I’ve been temping for a healthcare trust for the last few weeks, and today they sent me over to a secure facility for patients with serious mental health disorders. Fortunately I’m just providing admin cover and not undertaking a patient facing role.
I’ll not name the facility; let’s just say that a couple of people who made the headlines in murder cases a few years ago are being kept here, and that the place was the subject of a headline-making TV documentary in the late ’70s.
Arriving this morning, I was photographed, searched and asked for ID; a call was also placed to the office I’m usually based to confirm my identity. The facility’s security is on par with that of a prison, as well as, architecturally and in terms of the high fences that surround it, the look of one.
Images of every prison movie I’ve ever seen floated through the corridors with me as doors clanged shut behind me and large keys turned in them.
If the atmosphere is heavy, my duties have been light. I’ve mainly been arranging logons and passwords for staff training and being on-hand to help with any queries. The actuality has been a couple of hours’ worth of surfing the net, catching up on my favourite film blogs and thinking about posting a top-five-prison-movies kind of entry.
Only I find myself not liking prison movies very much. Like courtroom thrillers and hostage dramas, the very nature of them denies much in the way of movement.
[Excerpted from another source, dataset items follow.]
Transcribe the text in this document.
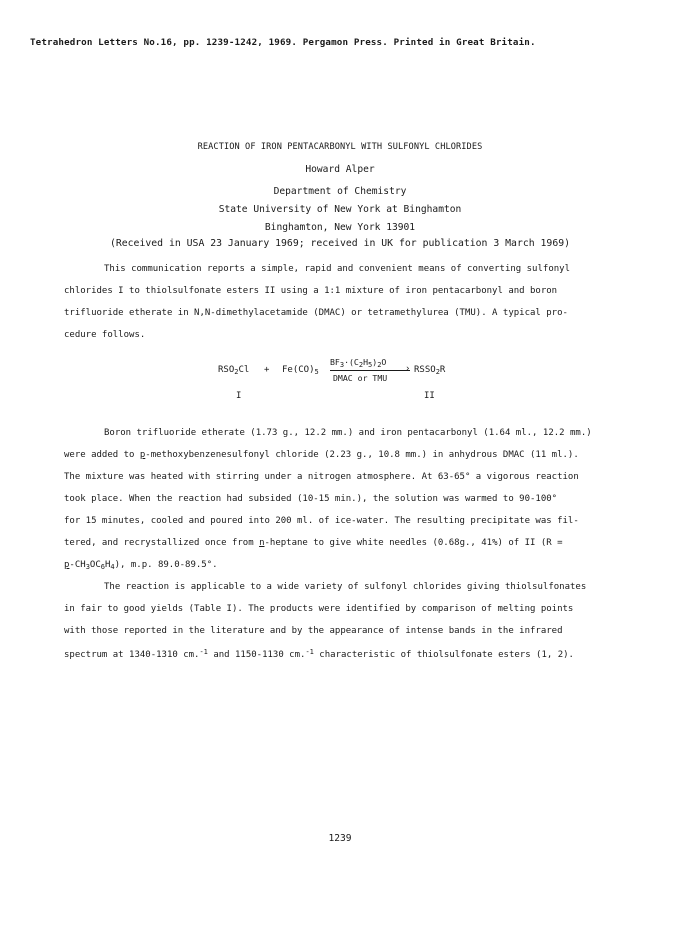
Tetrahedron Letters No.16, pp. 1239-1242, 1969. Pergamon Press. Printed in Great Britain.
REACTION OF IRON PENTACARBONYL WITH SULFONYL CHLORIDES
Howard Alper
Department of Chemistry
State University of New York at Binghamton
Binghamton, New York 13901
(Received in USA 23 January 1969; received in UK for publication 3 March 1969)
This communication reports a simple, rapid and convenient means of converting sulfonyl
chlorides I to thiolsulfonate esters II using a 1:1 mixture of iron pentacarbonyl and boron
trifluoride etherate in N,N-dimethylacetamide (DMAC) or tetramethylurea (TMU). A typical pro-
cedure follows.
$RSO_2Cl + Fe(CO)_5$
BF3·(C2H5)2O
›
DMAC or TMU
$RSSO_2R$
I	II
Boron trifluoride etherate (1.73 g., 12.2 mm.) and iron pentacarbonyl (1.64 ml., 12.2 mm.)
were added to p-methoxybenzenesulfonyl chloride (2.23 g., 10.8 mm.) in anhydrous DMAC (11 ml.).
The mixture was heated with stirring under a nitrogen atmosphere. At 63-65° a vigorous reaction
took place. When the reaction had subsided (10-15 min.), the solution was warmed to 90-100°
for 15 minutes, cooled and poured into 200 ml. of ice-water. The resulting precipitate was fil-
tered, and recrystallized once from n-heptane to give white needles (0.68g., 41%) of II (R =
$p-CH_3OC_6H_4$), m.p. 89.0-89.5°.
The reaction is applicable to a wide variety of sulfonyl chlorides giving thiolsulfonates
in fair to good yields (Table I). The products were identified by comparison of melting points
with those reported in the literature and by the appearance of intense bands in the infrared
spectrum at 1340-1310 cm.$^{-1}$ and 1150-1130 cm.$^{-1}$ characteristic of thiolsulfonate esters (1, 2).
1239
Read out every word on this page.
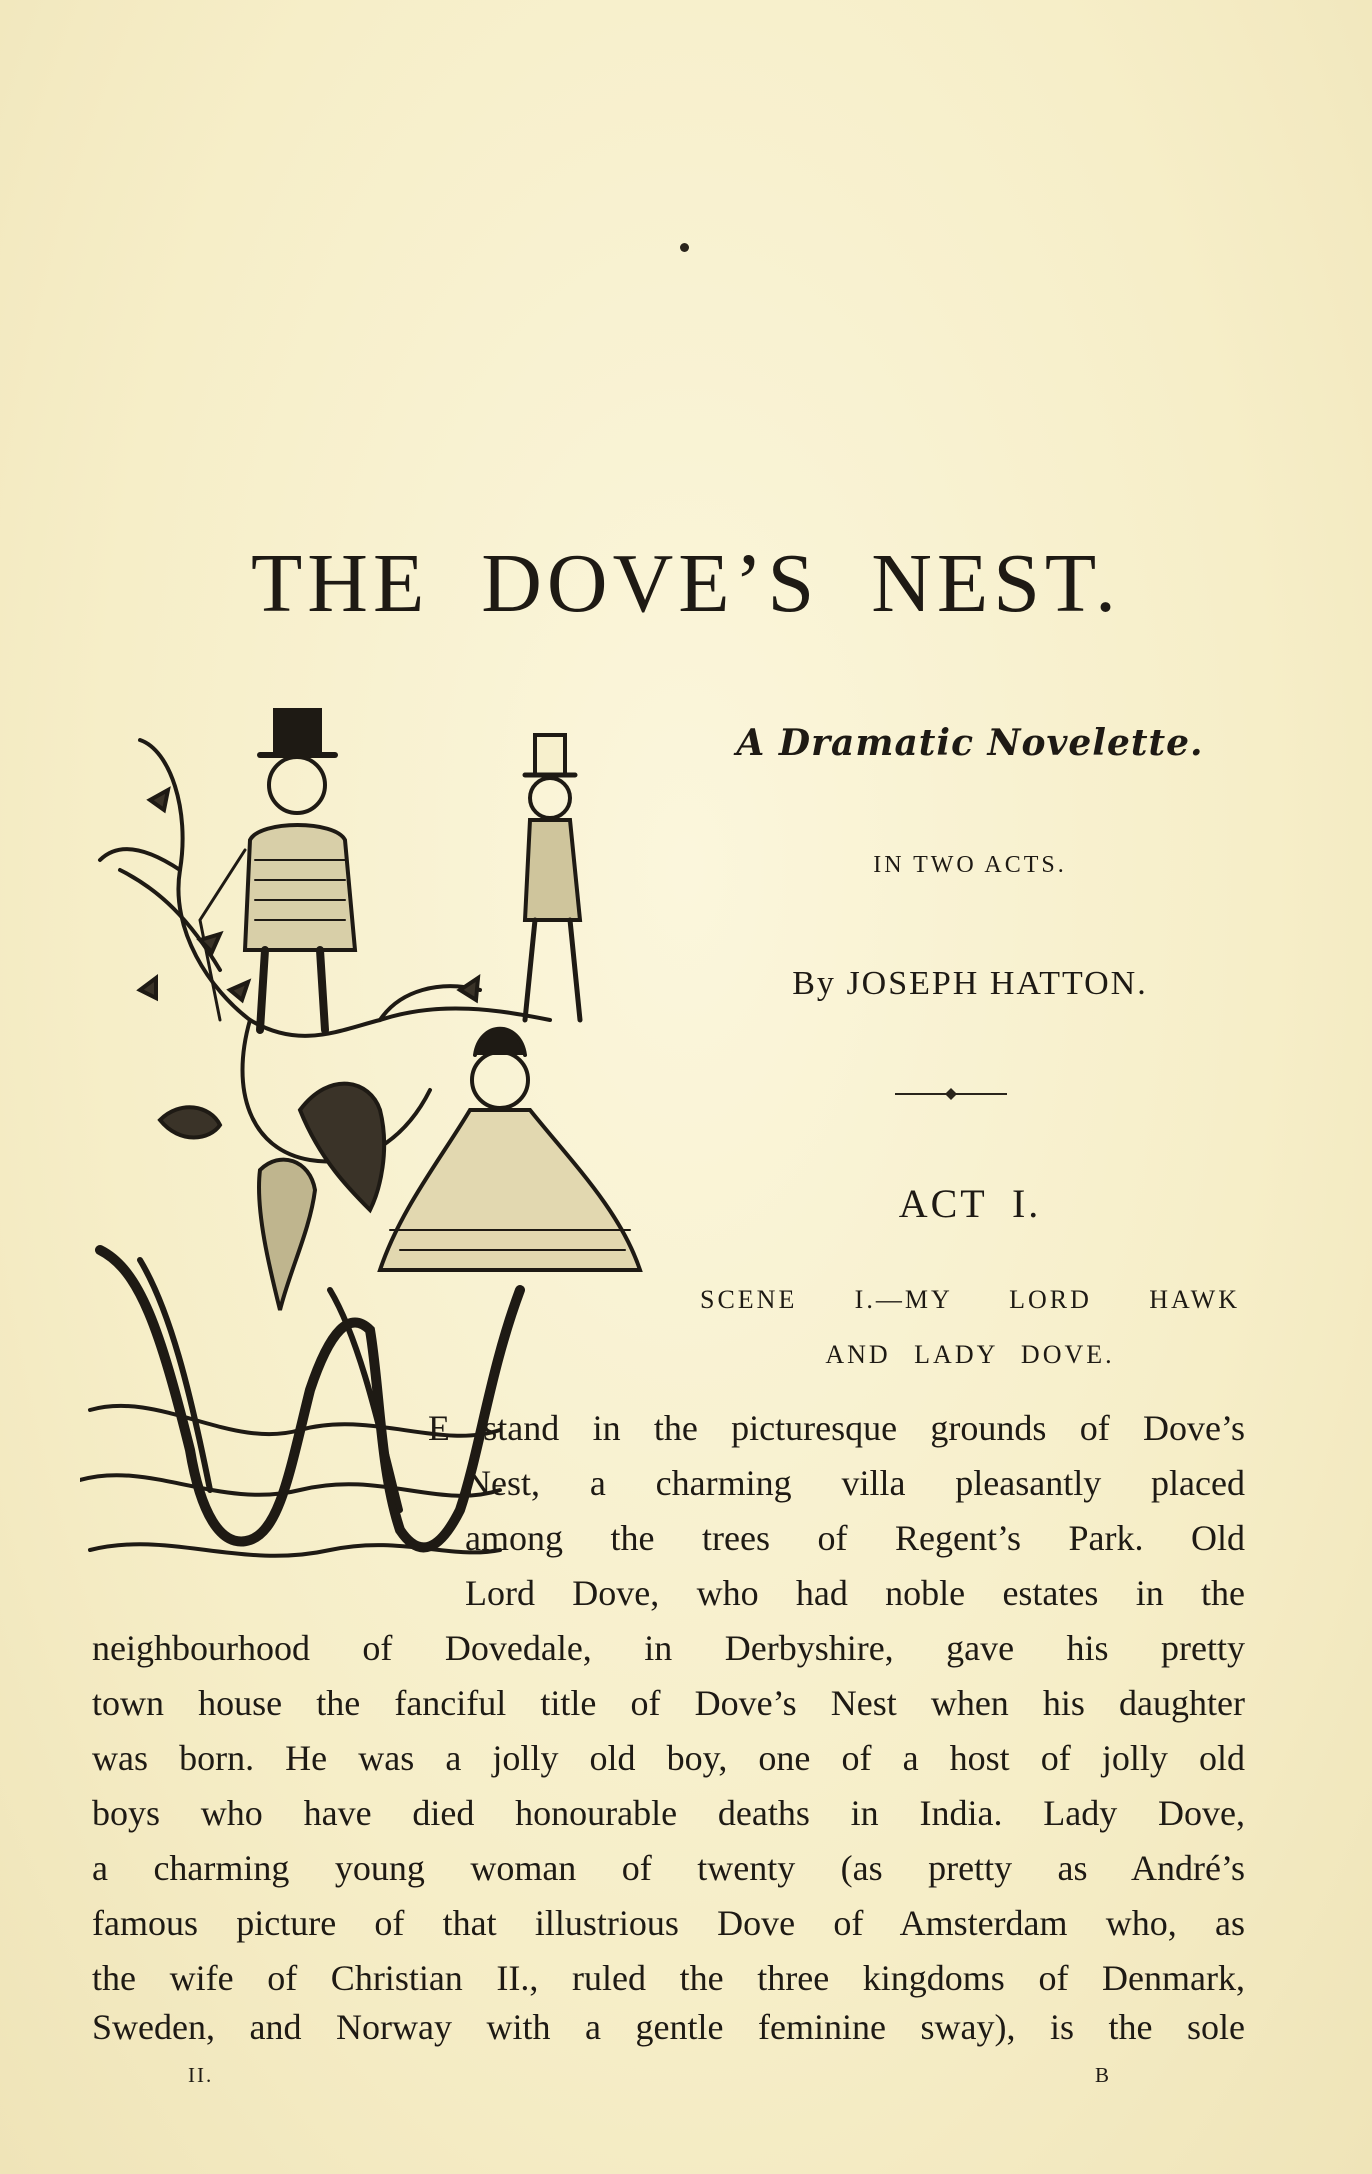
THE DOVE’S NEST.
A Dramatic Novelette.
IN TWO ACTS.
By JOSEPH HATTON.
ACT I.
SCENE I.—MY LORD HAWK
AND LADY DOVE.
E stand in the picturesque grounds of Dove’s
Nest, a charming villa pleasantly placed
among the trees of Regent’s Park. Old
Lord Dove, who had noble estates in the
neighbourhood of Dovedale, in Derbyshire, gave his pretty
town house the fanciful title of Dove’s Nest when his daughter
was born. He was a jolly old boy, one of a host of jolly old
boys who have died honourable deaths in India. Lady Dove,
a charming young woman of twenty (as pretty as André’s
famous picture of that illustrious Dove of Amsterdam who, as
the wife of Christian II., ruled the three kingdoms of Denmark,
Sweden, and Norway with a gentle feminine sway), is the sole
II.	B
With a very few exceptions (’12 Angry Men’, ‘Glengarry Glen Ross’), I can’t get on with stagey films. And also like courtroom thrillers and hostage dramas, there’s a sense of the lowest common denominator at work, humanity-wise.
In fact, I can only think of ‘The Shawshank Redemption’ (a perennial favourite since I first saw it) and ‘The Birdman of Alcatraz’ as examples of prison movies I can watch more than once. And after a day at this downbeat venue, it might be a while before I approach either of them.
Irony enough that, in preparation for next week’s Second Annual Hitch-Fest, I’ve got the claustrophobically intense classic of the innocent-man-caught-in-the-machinery-of-the-legal-system genre ‘The Wrong Man’ to look forward to. I think I’ll be kicking off with ‘North by Northwest’, just to keep things upbeat.